The Paradox of Polymorphism and Encapsulation in OOP

I went to a small, liberal arts Christian college outside of Chicago, known to some as the “Harvard of Christian colleges.” It was definitely a bubble in many ways. But are bubbles always bad? What if that bubble actually encourages more interaction with the world outside of itself?

For example, because I was in this protected environment, I was able to question aspects of my faith that I would not have been able to outside of that bubble. Let’s take evolution, a topic that, if you had asked me before I went to college, I would have said that all Protestants/Evangelicals agree: it’s not biblical. However, within that bubble, I was able to see and trust the diversity of beliefs surrounding evolution, to such an extent that I can unabashedly say that not only do I believe in evolution, but it’s also a moot point.

Because of the bubble, I was actually able to expand my understanding of my faith. I wasn’t so fearful of letting go of what I once thought were sacred tenants of evangelicalism. I was able to open up to other perspectives because I was able to trust in my bubble while I was exploring. I can now interact with people of different faiths or people without any religious affiliations about their beliefs without feeling defensive. Their beliefs have enriched my own beliefs. I am able to fully celebrate diversity because I can accept the particularity of my own faith.

So here’s how this relates to Object Oriented Programming: bubbles are not bad. Protecting data can actually give it the ability to have more complexity in its relationships with the program around it. Ruby accomplishes this seemingly paradoxical relationship between protection and interaction in the concepts of Encapsulation and Polymorphism.

OOP is a paradigm for dealing with the complexity of large programs. One problem with a large program is that one small change can affect the whole program. OOP deals with this by encapsulating code and reducing dependencies between different parts of code, so that changes in one part of the program won’t break the program somewhere else. The other problem with a large program is repetitive code: OOP uses polymorphism to reduce the amount of repetitive code in a program.

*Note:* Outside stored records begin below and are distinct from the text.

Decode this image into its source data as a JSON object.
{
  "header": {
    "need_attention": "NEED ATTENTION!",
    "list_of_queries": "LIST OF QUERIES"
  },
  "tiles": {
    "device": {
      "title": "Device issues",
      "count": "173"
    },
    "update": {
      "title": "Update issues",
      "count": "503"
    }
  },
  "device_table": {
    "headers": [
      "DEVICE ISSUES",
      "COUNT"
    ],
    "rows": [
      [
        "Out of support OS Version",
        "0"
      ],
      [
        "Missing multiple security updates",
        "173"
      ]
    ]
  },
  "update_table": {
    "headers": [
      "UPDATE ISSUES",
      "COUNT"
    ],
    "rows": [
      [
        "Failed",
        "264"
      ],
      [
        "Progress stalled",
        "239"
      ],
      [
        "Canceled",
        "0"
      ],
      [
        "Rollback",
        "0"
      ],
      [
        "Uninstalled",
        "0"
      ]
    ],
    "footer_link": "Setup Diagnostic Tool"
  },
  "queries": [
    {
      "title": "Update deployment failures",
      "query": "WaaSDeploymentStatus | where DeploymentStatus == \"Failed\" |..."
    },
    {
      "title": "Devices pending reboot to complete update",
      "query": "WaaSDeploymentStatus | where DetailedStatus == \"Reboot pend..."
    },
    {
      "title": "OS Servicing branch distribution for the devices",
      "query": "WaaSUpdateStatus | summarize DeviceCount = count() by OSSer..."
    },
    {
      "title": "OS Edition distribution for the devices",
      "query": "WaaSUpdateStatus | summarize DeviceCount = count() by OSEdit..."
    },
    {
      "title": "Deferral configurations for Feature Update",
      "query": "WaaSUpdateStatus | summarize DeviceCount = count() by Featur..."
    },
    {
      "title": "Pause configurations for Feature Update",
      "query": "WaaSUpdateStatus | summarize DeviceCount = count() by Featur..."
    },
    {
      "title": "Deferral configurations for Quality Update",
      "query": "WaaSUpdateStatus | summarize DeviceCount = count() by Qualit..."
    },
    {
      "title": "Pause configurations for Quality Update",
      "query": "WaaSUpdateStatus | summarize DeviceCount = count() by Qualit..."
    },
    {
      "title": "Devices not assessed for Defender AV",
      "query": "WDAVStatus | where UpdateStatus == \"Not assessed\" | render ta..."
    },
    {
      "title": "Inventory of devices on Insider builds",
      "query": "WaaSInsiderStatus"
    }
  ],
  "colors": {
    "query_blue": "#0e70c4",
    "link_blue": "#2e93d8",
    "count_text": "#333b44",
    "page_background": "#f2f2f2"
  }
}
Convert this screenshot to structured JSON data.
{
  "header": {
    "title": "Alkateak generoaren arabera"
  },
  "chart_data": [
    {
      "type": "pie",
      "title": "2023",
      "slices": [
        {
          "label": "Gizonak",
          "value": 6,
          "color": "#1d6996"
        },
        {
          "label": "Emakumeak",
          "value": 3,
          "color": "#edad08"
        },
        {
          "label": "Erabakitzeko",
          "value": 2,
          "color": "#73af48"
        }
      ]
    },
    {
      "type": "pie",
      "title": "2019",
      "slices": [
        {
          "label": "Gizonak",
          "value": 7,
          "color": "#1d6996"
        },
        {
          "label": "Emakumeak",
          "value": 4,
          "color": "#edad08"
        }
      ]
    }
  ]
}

Encapsulation is part of OOP’s response to the complexity of programs that hides parts of the program from other parts of the program to protect data. This bubble allows the unit (in Ruby’s case, the object) to have its own unique attributes (in Ruby, instance variables). The programmer very purposefully decides whether or not she wants different attributes or behaviors to be accessible to other parts of the program or to the public interface. This allows for new levels of abstraction and the ability to represent real-life objects and behaviors. Through the use of objects and classes, changes (either intentional or not) to one part of the program do not affect the entire program. It is easier to debug, and it allows for better control. Ruby’s form of control is not a 1984 type of control, but rather more related to the control one feels when practicing self-care: I can control my own actions and my own narrative about myself. The control is not imposed from above, but rather from within the system itself, each object delineating its own scope. It might take a little more work to set up, but in the end, it actually requires less micromanaging than a procedurally-written program.

Whereas encapsulation reduces the interactivity of different parts of the program to protect itself, polymorphism is about expanding the abilities of the encapsulated parts of the program to interact with the different parts of itself. Polymorphism means “many forms” – it is a way for pre-written code to be used in different and sometimes new ways by various objects in a program in response to the same method invocation. It is also a way to DRY (don’t repeat yourself) up the code and reflect real-world, logical hierarchies and common behaviors.

Polymorphism in Ruby is found in inheritance and the use of modules, which are both complex relationships that allow for cleaner, less repetitive code. Common logic can be extracted from several different classes into a hierarchical superclass in inheritance, or common behaviors can be shared among unrelated classes through the use of modules, which allows us to change code once instead of having to change it in several different places.

An object-oriented program is generally healthier than a procedural program. There are always tradeoffs, but in general, OOP provides a way to manage complexity by making the code simultaneously more particular and more universal. Once you see this way of understanding code, it’s hard to unsee it. Kind of like my faith – I understand where the old me was coming from, but I can’t go back to how I thought and lived before. And I wouldn’t have it any other way.